How can you create an environment that generates results for today?
How can you tap into the true potential of your team?

Today’s business environment is one of which individuals are working harder than ever just to achieve the same results as in past years.  It’s tough to accomplish the goals that your annual strategy promises and to find more effective ways of working.

The average team in business achieves only 63% of the objectives of their strategic plans.

Where is the gap and what gets in the way?

The key issues are how your people communicate as a team,Building a High Performance Team Articles align on key goals, develop short and long-term plans and hold themselves accountable to deliver the results.  The amazing thing is that many know this but view them as “soft skills’, so lack the ongoing discipline and rigor to develop the culture to ensure that these issues are addressed each and every day.

What can you do to close the performance gap in your business?

Know that your people are your business.  More than your strategy, your marketing plan, or your systems, people are the key to your success.  To transform your business, transform your people.

Getting your people to work together in a powerful way, taking personal responsibility for their own performance, as well as that of the overall business, will generate measurable improvement every time.  The secret lies in making sure that everyone—including you—is aligned and committed to a high say/do ratio to results.  

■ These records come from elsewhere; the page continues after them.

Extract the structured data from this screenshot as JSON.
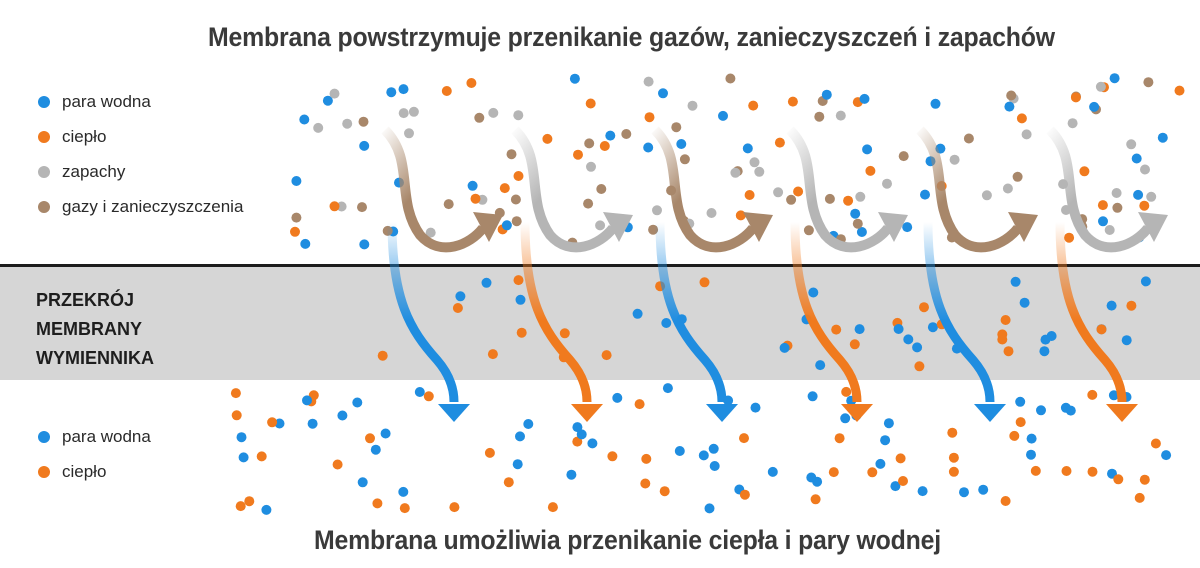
{
  "title_top": "Membrana powstrzymuje przenikanie gazów, zanieczyszczeń i zapachów",
  "title_bottom": "Membrana umożliwia przenikanie ciepła i pary wodnej",
  "membrane_label": [
    "PRZEKRÓJ",
    "MEMBRANY",
    "WYMIENNIKA"
  ],
  "colors": {
    "water_vapor": "#1f8de0",
    "heat": "#f07a1e",
    "odors": "#b5b5b5",
    "gases": "#a8876a",
    "membrane": "#d6d6d6",
    "membrane_edge": "#1c1c1c"
  },
  "legend_top": [
    {
      "label": "para wodna",
      "color": "#1f8de0"
    },
    {
      "label": "ciepło",
      "color": "#f07a1e"
    },
    {
      "label": "zapachy",
      "color": "#b5b5b5"
    },
    {
      "label": "gazy i zanieczyszczenia",
      "color": "#a8876a"
    }
  ],
  "legend_bottom": [
    {
      "label": "para wodna",
      "color": "#1f8de0"
    },
    {
      "label": "ciepło",
      "color": "#f07a1e"
    }
  ]
}
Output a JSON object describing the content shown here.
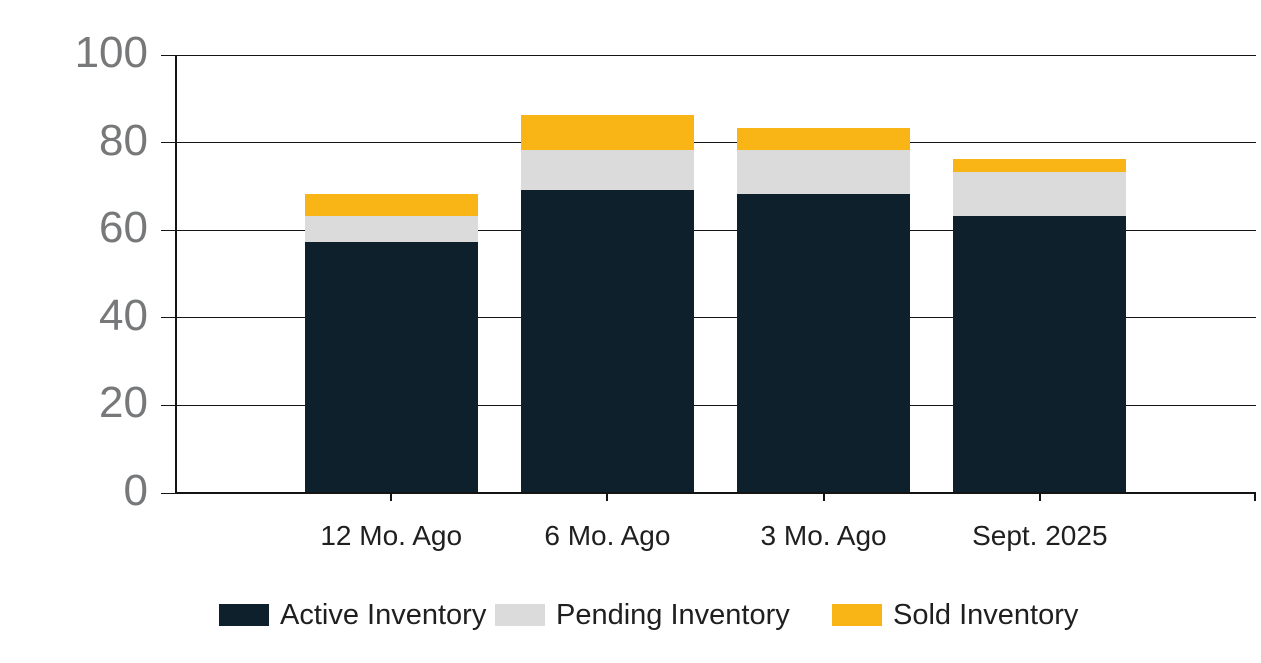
{
  "chart_data": {
    "type": "bar",
    "stacked": true,
    "title": "",
    "xlabel": "",
    "ylabel": "",
    "categories": [
      "12 Mo. Ago",
      "6 Mo. Ago",
      "3 Mo. Ago",
      "Sept. 2025"
    ],
    "series": [
      {
        "name": "Active Inventory",
        "color": "#0D202C",
        "values": [
          57,
          69,
          68,
          63
        ]
      },
      {
        "name": "Pending Inventory",
        "color": "#DBDBDB",
        "values": [
          6,
          9,
          10,
          10
        ]
      },
      {
        "name": "Sold Inventory",
        "color": "#F9B515",
        "values": [
          5,
          8,
          5,
          3
        ]
      }
    ],
    "stack_totals": [
      68,
      86,
      83,
      76
    ],
    "ylim": [
      0,
      100
    ],
    "y_ticks": [
      0,
      20,
      40,
      60,
      80,
      100
    ],
    "grid": true,
    "legend_position": "bottom"
  },
  "style": {
    "background": "#FFFFFF",
    "axis_color": "#141414",
    "grid_color": "#141414",
    "y_label_color": "#77787A",
    "x_label_color": "#1F1F1F",
    "legend_text_color": "#1F1F1F"
  }
}
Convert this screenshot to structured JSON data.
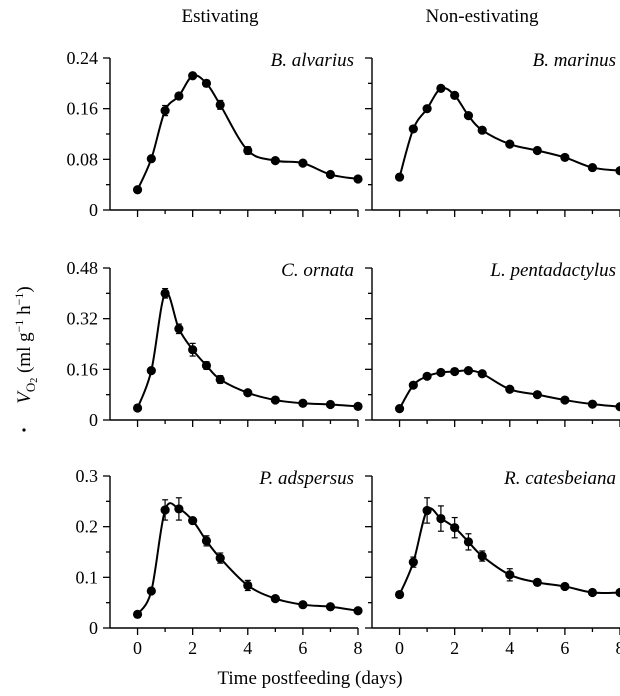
{
  "column_headers": [
    "Estivating",
    "Non-estivating"
  ],
  "x_axis_label": "Time postfeeding (days)",
  "y_axis_label": "VO2 (ml g−1 h−1)",
  "chart_data": [
    {
      "type": "line",
      "title": "B. alvarius",
      "row": 0,
      "col": 0,
      "xlim": [
        -1,
        8
      ],
      "ylim": [
        0,
        0.24
      ],
      "yticks": [
        "0",
        "0.08",
        "0.16",
        "0.24"
      ],
      "x": [
        0,
        0.5,
        1,
        1.5,
        2,
        2.5,
        3,
        4,
        5,
        6,
        7,
        8
      ],
      "y": [
        0.032,
        0.081,
        0.157,
        0.18,
        0.212,
        0.2,
        0.166,
        0.094,
        0.078,
        0.074,
        0.056,
        0.049
      ],
      "err": [
        0,
        0.003,
        0.008,
        0.004,
        0.003,
        0.005,
        0.007,
        0.006,
        0.003,
        0.003,
        0.003,
        0.003
      ]
    },
    {
      "type": "line",
      "title": "B. marinus",
      "row": 0,
      "col": 1,
      "xlim": [
        -1,
        8
      ],
      "ylim": [
        0,
        0.24
      ],
      "x": [
        0,
        0.5,
        1,
        1.5,
        2,
        2.5,
        3,
        4,
        5,
        6,
        7,
        8
      ],
      "y": [
        0.052,
        0.128,
        0.16,
        0.192,
        0.181,
        0.149,
        0.126,
        0.104,
        0.094,
        0.083,
        0.067,
        0.062
      ],
      "err": [
        0,
        0.003,
        0.003,
        0.003,
        0.003,
        0.003,
        0.003,
        0.003,
        0.003,
        0.003,
        0.002,
        0.002
      ]
    },
    {
      "type": "line",
      "title": "C. ornata",
      "row": 1,
      "col": 0,
      "xlim": [
        -1,
        8
      ],
      "ylim": [
        0,
        0.48
      ],
      "yticks": [
        "0",
        "0.16",
        "0.32",
        "0.48"
      ],
      "x": [
        0,
        0.5,
        1,
        1.5,
        2,
        2.5,
        3,
        4,
        5,
        6,
        7,
        8
      ],
      "y": [
        0.038,
        0.156,
        0.4,
        0.288,
        0.222,
        0.172,
        0.128,
        0.086,
        0.063,
        0.053,
        0.049,
        0.043
      ],
      "err": [
        0,
        0.004,
        0.015,
        0.015,
        0.02,
        0.012,
        0.012,
        0.006,
        0.004,
        0.004,
        0.003,
        0.003
      ]
    },
    {
      "type": "line",
      "title": "L. pentadactylus",
      "row": 1,
      "col": 1,
      "xlim": [
        -1,
        8
      ],
      "ylim": [
        0,
        0.48
      ],
      "x": [
        0,
        0.5,
        1,
        1.5,
        2,
        2.5,
        3,
        4,
        5,
        6,
        7,
        8
      ],
      "y": [
        0.036,
        0.11,
        0.138,
        0.15,
        0.153,
        0.156,
        0.146,
        0.097,
        0.08,
        0.063,
        0.05,
        0.042
      ],
      "err": [
        0,
        0.006,
        0.004,
        0.004,
        0.004,
        0.004,
        0.004,
        0.003,
        0.003,
        0.003,
        0.003,
        0.003
      ]
    },
    {
      "type": "line",
      "title": "P. adspersus",
      "row": 2,
      "col": 0,
      "xlim": [
        -1,
        8
      ],
      "ylim": [
        0,
        0.3
      ],
      "yticks": [
        "0",
        "0.1",
        "0.2",
        "0.3"
      ],
      "x": [
        0,
        0.5,
        1,
        1.5,
        2,
        2.5,
        3,
        4,
        5,
        6,
        7,
        8
      ],
      "y": [
        0.027,
        0.073,
        0.233,
        0.235,
        0.212,
        0.172,
        0.138,
        0.084,
        0.058,
        0.046,
        0.042,
        0.034
      ],
      "err": [
        0,
        0.004,
        0.02,
        0.022,
        0.006,
        0.01,
        0.01,
        0.01,
        0.004,
        0.003,
        0.003,
        0.003
      ]
    },
    {
      "type": "line",
      "title": "R. catesbeiana",
      "row": 2,
      "col": 1,
      "xlim": [
        -1,
        8
      ],
      "ylim": [
        0,
        0.3
      ],
      "x": [
        0,
        0.5,
        1,
        1.5,
        2,
        2.5,
        3,
        4,
        5,
        6,
        7,
        8
      ],
      "y": [
        0.066,
        0.13,
        0.232,
        0.216,
        0.198,
        0.17,
        0.142,
        0.105,
        0.09,
        0.082,
        0.07,
        0.07
      ],
      "err": [
        0,
        0.01,
        0.025,
        0.025,
        0.02,
        0.016,
        0.01,
        0.012,
        0.004,
        0.004,
        0.003,
        0.003
      ]
    }
  ],
  "x_ticks": [
    "0",
    "2",
    "4",
    "6",
    "8"
  ]
}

Here are 5 key disciplines to make this happen

1.  Include everyone in your top team in the creation of the real plan that’s going to drive the business for the next year.  They have a chance to let you know how things look from their perspective and you have the benefit of their experience and insight.  We’ve learned time and again the truth of the adage that people will not destroy what they have helped to create.

2.  Review what happened in the past and learn from it.  Start with a thorough review of the past year—what did we achieve together and where did we fail?

First focus on achievements—just the good news.  It’s easy to focus on issues and problems to the exclusion of achievements and successes.

Then consider those areas where you came short of your goals.  This exercise has nothing to do with pointing fingers and everything to do with creating a realistic picture of the current status of the team and the business.

Finally, discover the lessons from what happened and align on the top three that would make the most difference to your success.

3.  Examine limiting assumptions and shift them.  The most challenging job is to tackle the limiting beliefs that drive the entire business—they shape culture.  You’ve got to shift limiting attitudes or paradigms to those that generate the culture and vision you want to produce together.  The right attitude generates excitement, commitment and buy-in that shows in every area of their work as individuals and as a team.

4.  Align on the top team priorities at every level of the business.  Ask each person on the top team to identify the one or two priorities for their area of responsibility and to present those to the entire team and explain their choices.  Once all the goals have been presented, together select the top ten goals for the year.  Although all goals may be pursued, your team will benefit from a focus on the ten that most ensure overall success.

5.  Establish monthly review sessions to monitor progress and learn from what happens.  Anyone can make a plan, but executing it to get the desired results is where the breakdown usually occurs.  The most important discipline to ensure success—no matter what—is a monthly review session that checks progress against the plan.  This is what drives teams to produce results.